Woody Woodriffe fell victim to Windows Defense scam; he doesn't want it to happen to us

An online scam can happen to anyone.

"My name's Woody Woodriffe, FOX 2 Sports - and I got scammed.  I was angry, I was frustrated, I was disappointed - I felt like an idiot."

But Woodriffedoesn't want it to happen to you.

"If I can help one person then it's all worth it," he said.

On Wednesday Woody received an email claiming Windows Defender Virus Protection was automatically renewing his subscription - and taking $300 out of his account.

"Well I didn't want to do that, so I called the number on the email," he said. "Mistake number one."

They promised to refund his $300 but claimed to have accidentally refunded him $3,000 instead - and had him check his bank account. 

His checking account showed $3,000 extra dollars. What he didn't know is the scammers had accessed his account and moved $3,000 from his savings to his checking, to make it look legitimate.

"Unfortunately I allowed them into the savings account when I went to check and see if the money they had erroneously given to me, it was indeed there," he said. 

"They put a virus on your machine - so now they're watching what you're doing on your machine," said Brandon Hartke.

Hartke is president of Xfer communications. He says scams have been on the rise as more people work from home during the coronavirus.

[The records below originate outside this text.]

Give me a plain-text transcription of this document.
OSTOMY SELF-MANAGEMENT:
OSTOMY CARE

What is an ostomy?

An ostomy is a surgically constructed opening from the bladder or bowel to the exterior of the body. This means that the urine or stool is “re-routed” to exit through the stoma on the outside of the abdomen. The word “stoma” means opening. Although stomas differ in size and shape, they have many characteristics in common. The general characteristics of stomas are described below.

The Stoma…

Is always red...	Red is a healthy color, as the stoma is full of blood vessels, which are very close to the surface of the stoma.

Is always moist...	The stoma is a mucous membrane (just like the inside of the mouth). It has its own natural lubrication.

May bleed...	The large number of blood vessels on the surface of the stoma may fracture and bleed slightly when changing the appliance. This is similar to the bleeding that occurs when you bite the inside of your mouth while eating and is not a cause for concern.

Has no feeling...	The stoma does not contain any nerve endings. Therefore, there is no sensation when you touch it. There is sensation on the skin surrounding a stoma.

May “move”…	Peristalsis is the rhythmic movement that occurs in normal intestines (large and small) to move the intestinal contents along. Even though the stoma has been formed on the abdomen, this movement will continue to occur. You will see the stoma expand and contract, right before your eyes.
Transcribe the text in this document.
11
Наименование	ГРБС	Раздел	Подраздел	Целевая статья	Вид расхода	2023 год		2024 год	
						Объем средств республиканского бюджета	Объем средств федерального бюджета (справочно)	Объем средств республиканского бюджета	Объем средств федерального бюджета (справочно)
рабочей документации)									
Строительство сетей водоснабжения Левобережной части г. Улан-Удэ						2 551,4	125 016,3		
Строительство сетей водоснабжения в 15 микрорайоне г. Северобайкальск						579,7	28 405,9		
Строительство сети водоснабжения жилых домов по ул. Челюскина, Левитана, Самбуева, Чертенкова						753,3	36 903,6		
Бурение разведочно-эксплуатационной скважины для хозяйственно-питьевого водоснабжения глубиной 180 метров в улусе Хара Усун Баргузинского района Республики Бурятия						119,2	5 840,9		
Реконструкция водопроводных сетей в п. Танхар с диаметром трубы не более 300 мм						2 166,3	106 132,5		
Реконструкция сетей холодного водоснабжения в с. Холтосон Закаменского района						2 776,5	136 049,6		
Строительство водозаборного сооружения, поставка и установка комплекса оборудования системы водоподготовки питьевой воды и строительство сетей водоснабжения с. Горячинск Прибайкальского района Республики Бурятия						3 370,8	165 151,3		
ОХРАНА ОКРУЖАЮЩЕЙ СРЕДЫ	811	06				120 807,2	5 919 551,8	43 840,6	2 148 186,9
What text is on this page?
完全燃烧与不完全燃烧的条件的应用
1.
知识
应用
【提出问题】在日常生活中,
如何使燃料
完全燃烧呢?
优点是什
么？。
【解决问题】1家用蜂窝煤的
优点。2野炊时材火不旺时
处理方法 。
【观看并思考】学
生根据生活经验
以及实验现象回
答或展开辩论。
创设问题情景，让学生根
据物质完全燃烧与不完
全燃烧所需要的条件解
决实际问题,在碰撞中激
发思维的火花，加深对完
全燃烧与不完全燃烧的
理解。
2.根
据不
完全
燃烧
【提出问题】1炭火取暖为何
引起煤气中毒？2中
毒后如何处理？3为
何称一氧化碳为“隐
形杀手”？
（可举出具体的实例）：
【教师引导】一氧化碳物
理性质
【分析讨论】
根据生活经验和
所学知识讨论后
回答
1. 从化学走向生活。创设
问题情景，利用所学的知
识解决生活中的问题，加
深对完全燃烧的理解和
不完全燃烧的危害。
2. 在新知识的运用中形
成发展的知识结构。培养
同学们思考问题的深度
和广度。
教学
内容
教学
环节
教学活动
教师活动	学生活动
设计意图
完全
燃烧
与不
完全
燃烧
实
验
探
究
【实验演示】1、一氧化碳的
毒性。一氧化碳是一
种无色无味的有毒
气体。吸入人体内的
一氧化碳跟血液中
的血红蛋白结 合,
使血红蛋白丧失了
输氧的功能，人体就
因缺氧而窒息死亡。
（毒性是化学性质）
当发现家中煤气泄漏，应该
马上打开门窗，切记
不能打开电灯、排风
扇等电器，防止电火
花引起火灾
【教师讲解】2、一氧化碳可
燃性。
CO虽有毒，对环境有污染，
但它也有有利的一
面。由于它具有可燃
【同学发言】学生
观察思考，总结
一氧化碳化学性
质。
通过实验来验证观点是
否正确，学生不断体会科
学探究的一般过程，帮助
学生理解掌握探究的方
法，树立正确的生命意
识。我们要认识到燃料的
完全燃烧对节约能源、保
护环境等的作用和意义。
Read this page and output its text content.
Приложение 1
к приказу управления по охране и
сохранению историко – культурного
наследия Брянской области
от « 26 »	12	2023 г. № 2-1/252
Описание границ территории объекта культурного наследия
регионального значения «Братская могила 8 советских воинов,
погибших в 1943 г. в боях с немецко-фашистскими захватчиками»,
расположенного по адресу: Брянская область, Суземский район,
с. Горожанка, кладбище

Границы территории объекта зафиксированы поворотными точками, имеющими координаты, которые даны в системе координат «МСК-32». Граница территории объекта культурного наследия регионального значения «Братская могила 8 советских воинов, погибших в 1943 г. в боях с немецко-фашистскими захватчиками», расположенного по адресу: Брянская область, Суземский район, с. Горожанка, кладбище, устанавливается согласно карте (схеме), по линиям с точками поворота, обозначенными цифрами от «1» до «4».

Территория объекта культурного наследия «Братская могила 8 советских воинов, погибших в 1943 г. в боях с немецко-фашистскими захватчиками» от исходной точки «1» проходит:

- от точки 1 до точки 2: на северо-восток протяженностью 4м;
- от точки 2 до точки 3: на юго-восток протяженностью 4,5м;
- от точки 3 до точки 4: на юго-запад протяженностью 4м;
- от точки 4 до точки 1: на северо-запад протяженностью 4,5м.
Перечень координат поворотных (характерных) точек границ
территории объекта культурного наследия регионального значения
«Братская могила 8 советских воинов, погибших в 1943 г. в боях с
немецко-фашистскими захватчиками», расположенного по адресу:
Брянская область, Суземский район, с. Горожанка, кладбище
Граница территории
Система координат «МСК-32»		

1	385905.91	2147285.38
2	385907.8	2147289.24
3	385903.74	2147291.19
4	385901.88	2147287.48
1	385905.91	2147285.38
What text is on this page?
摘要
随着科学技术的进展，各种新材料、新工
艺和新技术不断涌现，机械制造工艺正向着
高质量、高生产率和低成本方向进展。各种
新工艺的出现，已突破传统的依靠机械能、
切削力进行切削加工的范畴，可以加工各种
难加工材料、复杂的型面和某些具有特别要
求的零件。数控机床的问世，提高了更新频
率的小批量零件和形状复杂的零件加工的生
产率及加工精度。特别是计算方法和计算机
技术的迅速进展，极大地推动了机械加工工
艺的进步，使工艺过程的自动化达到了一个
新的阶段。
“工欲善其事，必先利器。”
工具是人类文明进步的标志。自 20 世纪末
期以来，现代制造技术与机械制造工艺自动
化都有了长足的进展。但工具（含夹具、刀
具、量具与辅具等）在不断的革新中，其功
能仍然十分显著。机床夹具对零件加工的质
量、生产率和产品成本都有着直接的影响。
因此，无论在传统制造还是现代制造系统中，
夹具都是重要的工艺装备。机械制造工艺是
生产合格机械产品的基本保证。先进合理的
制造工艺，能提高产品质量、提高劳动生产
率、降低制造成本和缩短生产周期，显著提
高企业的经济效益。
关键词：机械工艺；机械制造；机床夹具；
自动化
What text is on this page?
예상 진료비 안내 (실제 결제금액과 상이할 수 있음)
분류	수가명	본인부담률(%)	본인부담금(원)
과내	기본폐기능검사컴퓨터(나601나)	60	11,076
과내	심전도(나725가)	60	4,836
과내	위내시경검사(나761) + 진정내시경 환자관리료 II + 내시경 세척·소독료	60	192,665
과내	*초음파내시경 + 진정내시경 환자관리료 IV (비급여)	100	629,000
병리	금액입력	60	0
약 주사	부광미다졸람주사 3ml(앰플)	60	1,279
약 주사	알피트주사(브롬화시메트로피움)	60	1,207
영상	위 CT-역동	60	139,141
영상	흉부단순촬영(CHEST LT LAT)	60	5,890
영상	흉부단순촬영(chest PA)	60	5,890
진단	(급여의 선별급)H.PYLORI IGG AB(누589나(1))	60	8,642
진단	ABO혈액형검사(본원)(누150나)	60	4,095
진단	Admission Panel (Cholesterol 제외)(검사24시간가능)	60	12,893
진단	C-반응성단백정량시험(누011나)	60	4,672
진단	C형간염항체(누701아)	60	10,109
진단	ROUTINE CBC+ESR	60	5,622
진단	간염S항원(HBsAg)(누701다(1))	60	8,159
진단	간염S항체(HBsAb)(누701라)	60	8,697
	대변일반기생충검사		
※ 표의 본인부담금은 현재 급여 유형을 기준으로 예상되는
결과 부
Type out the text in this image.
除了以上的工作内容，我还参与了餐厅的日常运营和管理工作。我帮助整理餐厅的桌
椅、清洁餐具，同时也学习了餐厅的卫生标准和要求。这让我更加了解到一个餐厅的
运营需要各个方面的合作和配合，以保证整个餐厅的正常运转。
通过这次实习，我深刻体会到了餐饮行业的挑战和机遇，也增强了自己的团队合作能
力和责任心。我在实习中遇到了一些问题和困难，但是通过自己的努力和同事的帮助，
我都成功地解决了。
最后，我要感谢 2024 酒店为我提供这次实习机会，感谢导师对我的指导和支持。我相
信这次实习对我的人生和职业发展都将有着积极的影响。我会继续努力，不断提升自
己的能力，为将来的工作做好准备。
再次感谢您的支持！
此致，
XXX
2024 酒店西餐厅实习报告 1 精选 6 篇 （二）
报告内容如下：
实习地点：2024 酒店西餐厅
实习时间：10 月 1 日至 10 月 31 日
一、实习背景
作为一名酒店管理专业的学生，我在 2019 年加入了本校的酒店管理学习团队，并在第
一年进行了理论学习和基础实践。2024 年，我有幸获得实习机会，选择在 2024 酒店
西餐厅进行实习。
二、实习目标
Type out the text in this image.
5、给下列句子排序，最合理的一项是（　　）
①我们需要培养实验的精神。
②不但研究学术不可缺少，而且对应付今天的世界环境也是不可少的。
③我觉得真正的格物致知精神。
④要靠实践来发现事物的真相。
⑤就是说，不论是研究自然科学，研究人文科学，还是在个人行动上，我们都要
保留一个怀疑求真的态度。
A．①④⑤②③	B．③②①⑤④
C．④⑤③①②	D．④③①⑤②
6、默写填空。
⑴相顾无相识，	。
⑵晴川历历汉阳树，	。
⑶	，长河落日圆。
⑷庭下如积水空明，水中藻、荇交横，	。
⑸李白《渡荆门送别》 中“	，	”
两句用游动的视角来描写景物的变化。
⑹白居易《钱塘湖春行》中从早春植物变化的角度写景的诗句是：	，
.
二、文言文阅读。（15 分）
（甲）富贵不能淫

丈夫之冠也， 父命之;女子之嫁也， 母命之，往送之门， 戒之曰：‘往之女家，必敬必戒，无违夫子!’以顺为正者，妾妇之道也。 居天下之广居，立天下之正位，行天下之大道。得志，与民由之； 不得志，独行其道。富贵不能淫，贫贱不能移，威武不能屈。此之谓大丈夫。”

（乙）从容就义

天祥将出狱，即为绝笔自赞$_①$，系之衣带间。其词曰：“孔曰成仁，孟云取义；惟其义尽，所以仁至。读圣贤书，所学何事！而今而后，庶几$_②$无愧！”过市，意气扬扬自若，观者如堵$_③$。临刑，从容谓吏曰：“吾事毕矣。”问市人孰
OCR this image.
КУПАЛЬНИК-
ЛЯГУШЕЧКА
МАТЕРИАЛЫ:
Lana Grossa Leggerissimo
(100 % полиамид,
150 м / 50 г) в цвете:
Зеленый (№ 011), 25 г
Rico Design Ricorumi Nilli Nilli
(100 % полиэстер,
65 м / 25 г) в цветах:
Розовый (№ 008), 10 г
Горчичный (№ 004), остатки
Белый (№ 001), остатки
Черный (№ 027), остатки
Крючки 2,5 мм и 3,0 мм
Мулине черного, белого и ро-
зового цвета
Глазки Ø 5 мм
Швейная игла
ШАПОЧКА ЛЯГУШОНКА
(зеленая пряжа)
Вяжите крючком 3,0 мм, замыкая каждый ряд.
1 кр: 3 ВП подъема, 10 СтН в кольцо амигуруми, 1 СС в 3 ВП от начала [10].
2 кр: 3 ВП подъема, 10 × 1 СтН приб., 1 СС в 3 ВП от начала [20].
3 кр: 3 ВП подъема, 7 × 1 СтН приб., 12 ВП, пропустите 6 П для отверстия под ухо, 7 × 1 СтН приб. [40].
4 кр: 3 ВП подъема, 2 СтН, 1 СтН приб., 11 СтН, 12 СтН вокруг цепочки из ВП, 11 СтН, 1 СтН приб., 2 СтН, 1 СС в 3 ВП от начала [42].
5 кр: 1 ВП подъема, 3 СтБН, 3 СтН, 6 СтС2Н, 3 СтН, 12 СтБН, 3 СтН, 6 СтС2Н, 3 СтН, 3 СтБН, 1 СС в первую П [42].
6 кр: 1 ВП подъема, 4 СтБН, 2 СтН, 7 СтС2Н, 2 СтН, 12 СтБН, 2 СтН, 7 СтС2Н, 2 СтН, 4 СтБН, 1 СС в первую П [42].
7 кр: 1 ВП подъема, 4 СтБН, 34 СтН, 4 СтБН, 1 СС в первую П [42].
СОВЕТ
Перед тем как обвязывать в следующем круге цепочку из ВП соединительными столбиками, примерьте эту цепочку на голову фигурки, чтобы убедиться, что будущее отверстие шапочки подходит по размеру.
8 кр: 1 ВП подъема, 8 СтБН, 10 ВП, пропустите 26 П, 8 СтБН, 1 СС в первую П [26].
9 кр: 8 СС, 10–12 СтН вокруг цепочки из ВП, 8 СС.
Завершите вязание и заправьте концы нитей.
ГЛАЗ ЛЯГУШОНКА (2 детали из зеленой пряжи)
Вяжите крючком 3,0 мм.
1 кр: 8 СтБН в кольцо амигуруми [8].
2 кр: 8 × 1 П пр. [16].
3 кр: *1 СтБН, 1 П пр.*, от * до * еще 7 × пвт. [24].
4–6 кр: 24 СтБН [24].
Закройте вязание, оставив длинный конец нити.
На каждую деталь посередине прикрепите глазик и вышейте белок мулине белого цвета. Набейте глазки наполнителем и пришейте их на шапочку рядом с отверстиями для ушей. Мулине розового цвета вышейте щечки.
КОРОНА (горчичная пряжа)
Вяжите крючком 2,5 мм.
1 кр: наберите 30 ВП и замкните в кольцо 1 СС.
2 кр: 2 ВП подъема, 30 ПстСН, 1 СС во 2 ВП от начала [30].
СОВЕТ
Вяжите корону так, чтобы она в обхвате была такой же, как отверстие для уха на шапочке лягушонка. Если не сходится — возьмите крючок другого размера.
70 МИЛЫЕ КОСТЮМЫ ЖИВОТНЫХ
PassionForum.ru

In Woody's case - the scammer said he had to pay back the $2,700 he was accidentally refunded by purchasing gift cards and sending them the pin numbers This left Woody short $2,700 - with a virus on his computer that's harvesting his information.

"Woody fell victim to an older phishing scam that we believe is called the Windows Defender," said Carly Czech.

Czech, from Xfer Communications, says take the time to make sure emails are legit, where did it come from. Woody says if he had read the email to the end he would have seen words were misspelled - another red flag. 

Experts say never give out your credit card number, bank account information or pay in gift cards. Woody did call his bank, and make a police report - the scammers even called back while an officer was at his house.

"We know you're trying to scam him - this is done - this is done," the police officer said.

Cybersecurity experts also recommend reporting scams to the Federal Trade Commission - there's a lot of good information here - the thing is - it's pretty hard to get your money back after a scam like this - so knowing how to avoid falling victim - is key.

Which is why this sports guy is sharing this news.

"You learn a lesson and if this was the sports world it's like - you don't want to let one loss turn into a second, okay?" he said. "So tell the story.

"They got me so - but don't let them get you."